Children who grow up with parents that are caught in a dysfunctional relationship do not only suffer from being around their parents while they engage in this relationship. They learn and model this dysfunctional way of relating to others and will engage in it as children as well as duplicate it in this way or another in their couple relationships when they become adults. And so they pass it to their children and on it goes…

Hence, by working on their relationship, people are helping not only themselves, but also the generations to come. As most relational problems are “learnt” in childhood, couples with children do a great service to their children later on in life, as well as to their grandchildren to come, providing them a healthy role model and a healthy relational environment to grow up in and develop healthy ways of being relational from childhood onwards. (It’s a “pay for one, get four for free” kind of thing…)

I had to do this work myself as my parents didn’t work on their relational dysfunctionality and skills. I have been doing this work for myself, for my partner and for my children and grandchildren to come.

Relationality is my passion. I study and learn about it constantly and am passionate about becoming a champion at it in my own private life. And it is also my most important responsibility.
I believe one of our main responsibilities in life is to better ourselves as partners. (And after that to better our relational skills with our children and then with all others). I know it might sound big: I deeply believe it’s our way to make the world a better place. Imagine what would happen if all adult humans on our planet would be dedicated to better themselves in their relationship. Wouldn’t the world be a much better place? 
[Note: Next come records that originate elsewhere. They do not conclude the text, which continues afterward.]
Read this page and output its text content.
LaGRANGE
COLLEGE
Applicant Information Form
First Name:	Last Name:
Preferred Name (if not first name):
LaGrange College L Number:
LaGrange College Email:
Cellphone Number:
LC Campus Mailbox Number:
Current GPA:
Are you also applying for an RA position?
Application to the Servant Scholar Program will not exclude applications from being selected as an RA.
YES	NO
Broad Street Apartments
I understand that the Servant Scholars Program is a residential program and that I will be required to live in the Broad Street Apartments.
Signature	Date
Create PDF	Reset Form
My approach and the ways I work with couples and individuals on their relationships is refreshingly different from the mainstream. This work tends to start a shift quite quickly in many couples, and even cases in which a longer period of time is required for mending and healing the relationship, an important shift is likely to start form the first session.
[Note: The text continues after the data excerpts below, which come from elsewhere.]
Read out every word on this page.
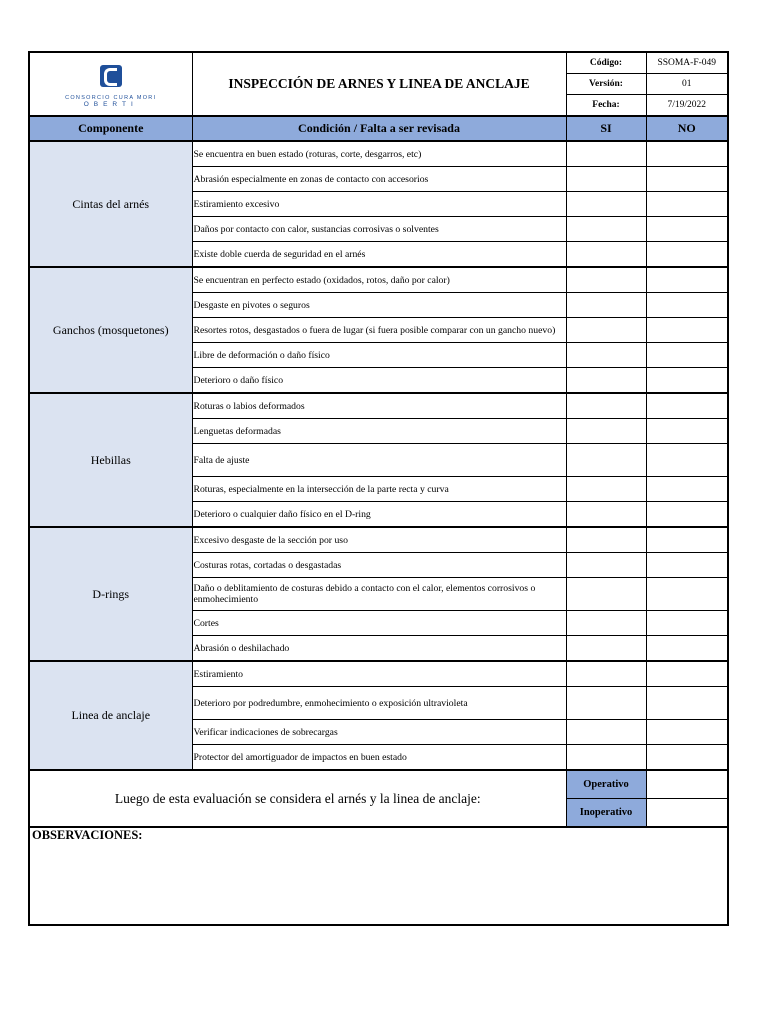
CONSORCIO CURA MORI
OBERTI	INSPECCIÓN DE ARNES Y LINEA DE ANCLAJE	Código:	SSOMA-F-049
		Versión:	01
		Fecha:	7/19/2022
Componente	Condición / Falta a ser revisada	SI	NO
Cintas del arnés	Se encuentra en buen estado (roturas, corte, desgarros, etc)		
	Abrasión especialmente en zonas de contacto con accesorios		
	Estiramiento excesivo		
	Daños por contacto con calor, sustancias corrosivas o solventes		
	Existe doble cuerda de seguridad en el arnés		
Ganchos (mosquetones)	Se encuentran en perfecto estado (oxidados, rotos, daño por calor)		
	Desgaste en pivotes o seguros		
	Resortes rotos, desgastados o fuera de lugar (si fuera posible comparar con un gancho nuevo)		
	Libre de deformación o daño físico		
	Deterioro o daño físico		
Hebillas	Roturas o labios deformados		
	Lenguetas deformadas		
	Falta de ajuste		
	Roturas, especialmente en la intersección de la parte recta y curva		
	Deterioro o cualquier daño físico en el D-ring		
D-rings	Excesivo desgaste de la sección por uso		
	Costuras rotas, cortadas o desgastadas		
	Daño o deblitamiento de costuras debido a contacto con el calor, elementos corrosivos o enmohecimiento		
	Cortes		
	Abrasión o deshilachado		
Linea de anclaje	Estiramiento		
	Deterioro por podredumbre, enmohecimiento o exposición ultravioleta		
	Verificar indicaciones de sobrecargas		
	Protector del amortiguador de impactos en buen estado		
Luego de esta evaluación se considera el arnés y la linea de anclaje:		Operativo	
		Inoperativo	
OBSERVACIONES:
Make great relationality your hobby and your passion
You are invited to start by coming to sessions to learn, explore, heal and better your relationality. 
To know more about my approach to couples therapy visit my Couples Therapy page.
Information about my working hours and sessions cost is on my Contact page.

Feedback from Couples Therapy

Yael, our intimacy guru!
My partner and I contacted Yael after trying other psychologists for four years. We learnt a lot in that time but nothing close to what Yael taught us. She is a highly skilled professional who is incredibly knowledgeable. Yael helped us to unpack some really important parts of ourselves that we weren’t aware of, so that we could approach our relationship in a more loving way. Her magic has worked many times and we are so happy to be communicating really well and enjoying intimacy together, for the first time in a long time. I’m sure we will need her assistance again one day, but until then she has given us great tools to work on our relationship together. Yael saved our relationship and we are so grateful for her.